Tuesday, April 3, 2018

Aggressive players

I wrote earlier about aggressive players.  I would like to expand on that thought.  While aggression is an important part of poker, it's judicious use must be considered.  In Hold'em it is a key factor in winning, including stealing from late position, taking the lead in pots, bluffing, and raising for value.  Aggressive players are usually winners while passive ones are generally not.  Which brings us to the reasons for raising.

1.  To reduce the number of players competing for the pot.
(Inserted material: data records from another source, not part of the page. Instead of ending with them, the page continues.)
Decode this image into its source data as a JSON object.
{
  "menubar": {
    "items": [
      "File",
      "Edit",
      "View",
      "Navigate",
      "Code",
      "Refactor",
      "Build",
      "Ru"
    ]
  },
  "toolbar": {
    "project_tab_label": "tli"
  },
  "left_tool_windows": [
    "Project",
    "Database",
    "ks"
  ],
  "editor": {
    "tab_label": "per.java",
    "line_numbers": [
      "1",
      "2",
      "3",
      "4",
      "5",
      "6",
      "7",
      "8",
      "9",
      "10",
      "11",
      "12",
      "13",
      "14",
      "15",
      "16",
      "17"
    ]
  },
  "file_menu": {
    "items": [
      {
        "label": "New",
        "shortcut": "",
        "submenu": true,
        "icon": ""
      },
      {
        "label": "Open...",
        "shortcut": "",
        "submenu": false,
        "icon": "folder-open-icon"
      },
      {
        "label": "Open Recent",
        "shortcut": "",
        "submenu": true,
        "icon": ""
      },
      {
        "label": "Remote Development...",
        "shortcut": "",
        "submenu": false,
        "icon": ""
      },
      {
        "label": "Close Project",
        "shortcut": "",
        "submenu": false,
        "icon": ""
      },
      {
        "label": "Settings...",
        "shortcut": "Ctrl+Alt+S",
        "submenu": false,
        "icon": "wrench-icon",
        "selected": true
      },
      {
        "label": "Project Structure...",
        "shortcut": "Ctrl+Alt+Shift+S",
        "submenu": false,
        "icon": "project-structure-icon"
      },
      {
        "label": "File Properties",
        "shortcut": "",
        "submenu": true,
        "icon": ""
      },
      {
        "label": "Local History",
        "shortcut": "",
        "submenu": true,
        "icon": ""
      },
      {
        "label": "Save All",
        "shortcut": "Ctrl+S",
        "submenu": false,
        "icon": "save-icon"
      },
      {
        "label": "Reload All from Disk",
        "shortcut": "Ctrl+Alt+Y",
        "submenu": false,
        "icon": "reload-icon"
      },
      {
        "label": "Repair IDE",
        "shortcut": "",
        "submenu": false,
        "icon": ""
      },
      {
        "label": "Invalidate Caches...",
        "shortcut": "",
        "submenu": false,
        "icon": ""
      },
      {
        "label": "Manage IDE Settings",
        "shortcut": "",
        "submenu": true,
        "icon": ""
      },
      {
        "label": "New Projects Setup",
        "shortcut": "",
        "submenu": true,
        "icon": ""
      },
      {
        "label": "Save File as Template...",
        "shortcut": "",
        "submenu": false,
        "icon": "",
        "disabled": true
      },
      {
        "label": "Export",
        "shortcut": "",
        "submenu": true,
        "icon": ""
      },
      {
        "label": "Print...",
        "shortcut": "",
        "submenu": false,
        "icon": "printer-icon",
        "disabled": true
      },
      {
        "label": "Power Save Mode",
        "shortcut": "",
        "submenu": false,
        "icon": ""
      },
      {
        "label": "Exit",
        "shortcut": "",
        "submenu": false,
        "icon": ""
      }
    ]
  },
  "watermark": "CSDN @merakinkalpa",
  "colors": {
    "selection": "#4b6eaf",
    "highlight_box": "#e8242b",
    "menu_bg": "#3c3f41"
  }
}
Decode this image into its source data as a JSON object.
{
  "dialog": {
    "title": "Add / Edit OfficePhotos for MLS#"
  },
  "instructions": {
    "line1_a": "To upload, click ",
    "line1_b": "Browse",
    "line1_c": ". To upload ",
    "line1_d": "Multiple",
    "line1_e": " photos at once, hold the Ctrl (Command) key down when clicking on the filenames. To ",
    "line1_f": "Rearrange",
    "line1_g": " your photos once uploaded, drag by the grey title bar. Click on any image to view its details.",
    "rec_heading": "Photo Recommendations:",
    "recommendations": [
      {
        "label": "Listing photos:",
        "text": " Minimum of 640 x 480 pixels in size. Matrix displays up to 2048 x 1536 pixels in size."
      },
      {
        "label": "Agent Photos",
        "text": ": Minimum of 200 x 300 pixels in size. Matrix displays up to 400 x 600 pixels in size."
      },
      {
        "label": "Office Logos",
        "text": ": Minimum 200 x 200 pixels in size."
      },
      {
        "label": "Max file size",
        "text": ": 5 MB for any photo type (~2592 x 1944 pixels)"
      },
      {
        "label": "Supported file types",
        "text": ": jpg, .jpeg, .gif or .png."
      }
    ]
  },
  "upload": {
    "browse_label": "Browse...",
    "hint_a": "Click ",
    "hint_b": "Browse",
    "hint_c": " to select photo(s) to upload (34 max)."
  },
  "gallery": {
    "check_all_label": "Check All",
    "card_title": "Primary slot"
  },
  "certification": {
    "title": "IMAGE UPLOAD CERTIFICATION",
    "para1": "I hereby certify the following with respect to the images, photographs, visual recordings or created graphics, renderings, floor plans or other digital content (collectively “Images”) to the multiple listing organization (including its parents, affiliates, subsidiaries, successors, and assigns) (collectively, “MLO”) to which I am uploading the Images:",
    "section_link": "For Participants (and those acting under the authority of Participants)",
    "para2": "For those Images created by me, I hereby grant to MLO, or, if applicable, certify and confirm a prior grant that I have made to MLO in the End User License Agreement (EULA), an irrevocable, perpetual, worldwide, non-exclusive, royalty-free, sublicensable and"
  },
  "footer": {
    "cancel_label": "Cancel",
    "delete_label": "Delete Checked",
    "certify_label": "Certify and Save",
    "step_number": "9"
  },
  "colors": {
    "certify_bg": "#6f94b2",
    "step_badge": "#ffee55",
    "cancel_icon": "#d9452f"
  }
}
By raising we eliminate random but weak hands that can "flop lucky".  All cards play better heads up rather than in multi-way situations.
2.  To gain positional advantage.  Knocking out players who would act behind you is never a bad thing.
3.  To "take the lead".  The tendency is to check to the raiser so this can work well to either bluff the callers, gain value when you hit big, cover later bluffs, or check behind on big draws.
4.  I almost hesitate to even mention this one, but it is the main reason many weak player do it.  To build a bigger pot.  I will elaborate on this one in reference to limit games and more specifically Omaha hi low.  When you raise in a limit game you do not elicit many folds.  Players with premium hands will play back at you while hands that would have folded to one bet will certainly fold to two.  Earlier limpers will always call, building a pot size that is "protected".  If there is $50 in the pot, no one is folding for a $4. flop bet.  The pot odds have given everyone good odds to call with any draw and gives strong made hands future equity and even reason to re-raise.  The problem continues to the turn, with the only folders on river misses.  The best oh8 starting hand is said to be AA23 double suited, however a low hand only  happens 60% of the time, we all know about flush draws, and a pair of aces is only a single pair.  So, your super premium hand will sometimes win, but often fail.

It gets worse for the straddler, playing random cards out of position in a swollen pot.  Since super aggressive raisers often straddle, this compounds their problems.  I wrote earlier about my success against this type of player who was seated on my immediate left, so Sunday a similar player was seated in the 7 seat while I was in the 2.  She bought in for 4 or 5 hundred which is ridiculous for starters, even commenting about how she planned to use them.  True to her word, she raised the first hand and most of them afterwards.  The saving grace was that she was losing and frequently leaving the table for 20 to 30 minutes.  After a couple of hours I commented about her raises quietly to the player next to me (who was killing the game plus one high hand).  Her bat ears picked it up and she began mouthing off to me about her many premium hands.  I ignored her.  Not long afterwards she racked up $250 and left.  I ultimately cashed up $42.

One more concept about raising.  Pot control.  When you raise big, you put pressure on your hand for subsequent streets.  If you raise 50/100 blind to 250 and get one caller from the sb, there is now 600 in the pot, making your continuation bet of 1/2 pot size only 300.  If you had raised to 450 instead, your continuation (and I hope you are nearly always doing this) would now have to be 500 to bet a 1/2 pot.  The pot has more quickly grown into a monster that you may not be able to get away from with your pair and 2 over-cards showing.

One last raising comment.  In my oh8 game I seldom raise for deception purposes.  By raising only with super premium hands I would announce my hand to the table.  By calling, more players enter, my hand is well disguised, leading the k/K and A/3 hands believing they are best.  This nets more money on the river, particularly from 2nd or 3rd nut low hands.